APTHunter and RT-APT: real-time detection of advanced persistent threats via host-network anomaly and provenance graph analysis
摘要
Advanced Persistent Threats (APTs) are among the most challenging categories of cyberattacks due to their stealthy, multi-stage progression and ability to blend into legitimate system activity. Real-time detection remains difficult, as individual signals captured from host or network telemetry often lack sufficient context to distinguish APT behavior from benign anomalies. This work presents a systematic and unified evaluation of two complementary detection frameworks—APTHunter, an anomaly-driven host–network detection model, and RT-APT, a provenance-based causal analysis engine.
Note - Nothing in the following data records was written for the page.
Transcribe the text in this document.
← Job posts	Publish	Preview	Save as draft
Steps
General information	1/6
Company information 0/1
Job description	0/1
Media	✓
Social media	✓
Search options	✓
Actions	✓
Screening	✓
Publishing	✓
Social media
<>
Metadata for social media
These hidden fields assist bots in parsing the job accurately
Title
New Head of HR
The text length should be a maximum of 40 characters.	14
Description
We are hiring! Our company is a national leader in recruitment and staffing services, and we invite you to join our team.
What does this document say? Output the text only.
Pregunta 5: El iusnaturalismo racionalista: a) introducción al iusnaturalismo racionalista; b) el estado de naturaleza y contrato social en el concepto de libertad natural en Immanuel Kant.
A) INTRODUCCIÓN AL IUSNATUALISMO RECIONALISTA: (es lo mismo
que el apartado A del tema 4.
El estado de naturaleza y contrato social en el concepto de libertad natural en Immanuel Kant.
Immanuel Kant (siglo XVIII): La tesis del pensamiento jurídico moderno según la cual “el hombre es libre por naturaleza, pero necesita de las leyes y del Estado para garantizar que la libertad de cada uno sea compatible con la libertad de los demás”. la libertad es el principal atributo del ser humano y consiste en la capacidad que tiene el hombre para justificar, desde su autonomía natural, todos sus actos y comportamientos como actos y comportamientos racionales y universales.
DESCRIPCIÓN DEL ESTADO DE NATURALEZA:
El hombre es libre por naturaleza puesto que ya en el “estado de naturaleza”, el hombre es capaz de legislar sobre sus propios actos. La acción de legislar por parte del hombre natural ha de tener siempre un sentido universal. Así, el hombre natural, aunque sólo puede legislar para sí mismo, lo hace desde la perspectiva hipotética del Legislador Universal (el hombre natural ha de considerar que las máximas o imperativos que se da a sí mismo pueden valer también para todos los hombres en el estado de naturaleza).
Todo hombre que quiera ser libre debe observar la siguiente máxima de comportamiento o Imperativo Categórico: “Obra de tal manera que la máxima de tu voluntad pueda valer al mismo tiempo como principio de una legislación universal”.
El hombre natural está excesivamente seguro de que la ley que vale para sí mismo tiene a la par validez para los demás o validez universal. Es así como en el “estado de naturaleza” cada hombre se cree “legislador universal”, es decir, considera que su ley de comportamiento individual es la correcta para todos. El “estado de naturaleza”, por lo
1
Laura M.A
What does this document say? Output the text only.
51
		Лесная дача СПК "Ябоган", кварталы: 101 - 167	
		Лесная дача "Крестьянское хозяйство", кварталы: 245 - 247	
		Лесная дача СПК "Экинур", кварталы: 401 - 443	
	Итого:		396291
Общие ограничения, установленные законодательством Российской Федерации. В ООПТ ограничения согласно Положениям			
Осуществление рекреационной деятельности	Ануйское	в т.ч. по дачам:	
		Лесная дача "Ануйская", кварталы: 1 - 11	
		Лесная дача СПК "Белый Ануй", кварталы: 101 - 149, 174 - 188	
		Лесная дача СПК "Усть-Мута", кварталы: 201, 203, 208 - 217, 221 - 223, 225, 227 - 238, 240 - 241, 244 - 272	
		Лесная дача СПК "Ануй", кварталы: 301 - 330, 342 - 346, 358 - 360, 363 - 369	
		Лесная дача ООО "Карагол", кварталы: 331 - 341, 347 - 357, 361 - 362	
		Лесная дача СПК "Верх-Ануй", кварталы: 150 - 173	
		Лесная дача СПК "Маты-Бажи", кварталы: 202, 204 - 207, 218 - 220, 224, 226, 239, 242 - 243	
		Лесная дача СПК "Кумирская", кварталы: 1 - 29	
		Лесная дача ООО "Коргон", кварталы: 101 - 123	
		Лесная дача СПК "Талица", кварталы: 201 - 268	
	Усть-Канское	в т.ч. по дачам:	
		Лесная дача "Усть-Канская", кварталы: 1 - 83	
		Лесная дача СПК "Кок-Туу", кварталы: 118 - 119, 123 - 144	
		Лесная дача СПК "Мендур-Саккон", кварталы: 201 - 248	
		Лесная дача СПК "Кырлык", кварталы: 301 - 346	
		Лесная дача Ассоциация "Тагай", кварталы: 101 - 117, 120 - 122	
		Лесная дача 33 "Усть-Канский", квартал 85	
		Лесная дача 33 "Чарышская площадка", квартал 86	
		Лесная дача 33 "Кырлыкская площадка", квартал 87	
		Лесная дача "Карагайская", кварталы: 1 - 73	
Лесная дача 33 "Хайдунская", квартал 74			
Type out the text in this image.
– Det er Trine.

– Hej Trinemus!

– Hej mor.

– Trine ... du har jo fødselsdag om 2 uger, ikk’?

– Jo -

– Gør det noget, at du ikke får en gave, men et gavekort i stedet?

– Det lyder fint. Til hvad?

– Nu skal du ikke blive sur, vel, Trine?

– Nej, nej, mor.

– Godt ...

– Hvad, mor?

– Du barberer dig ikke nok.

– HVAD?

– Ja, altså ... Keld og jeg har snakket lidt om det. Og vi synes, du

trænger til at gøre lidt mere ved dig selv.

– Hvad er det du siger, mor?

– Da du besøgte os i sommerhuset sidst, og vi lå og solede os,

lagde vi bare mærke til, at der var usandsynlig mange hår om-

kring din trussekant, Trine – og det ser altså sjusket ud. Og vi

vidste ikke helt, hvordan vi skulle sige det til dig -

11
APTHunter applies statistical and machine learning-based anomaly scoring to identify early-stage deviations, whereas RT-APT constructs and analyzes system provenance graphs to uncover multi-hop causal patterns indicative of coordinated APT activity. Using a combination of public APT datasets and controlled attack simulations, we assess each framework across different APT kill-chain phases, measuring precision, recall, false-positive rates, and detection latency. The results highlight the distinct strengths of each method APTHunter provides high-precision alerts during initial and lateral movement phases, while RT-APT offers deeper contextual explanations and improved tracing of complex attack paths. Overall, the findings demonstrate that host-network anomaly signals and provenance graphs offer complementary capabilities. The study motivates a layered hybrid detection strategy that integrates both approaches to enhance the robustness, explainability, and operational readiness of real-time APT defense systems.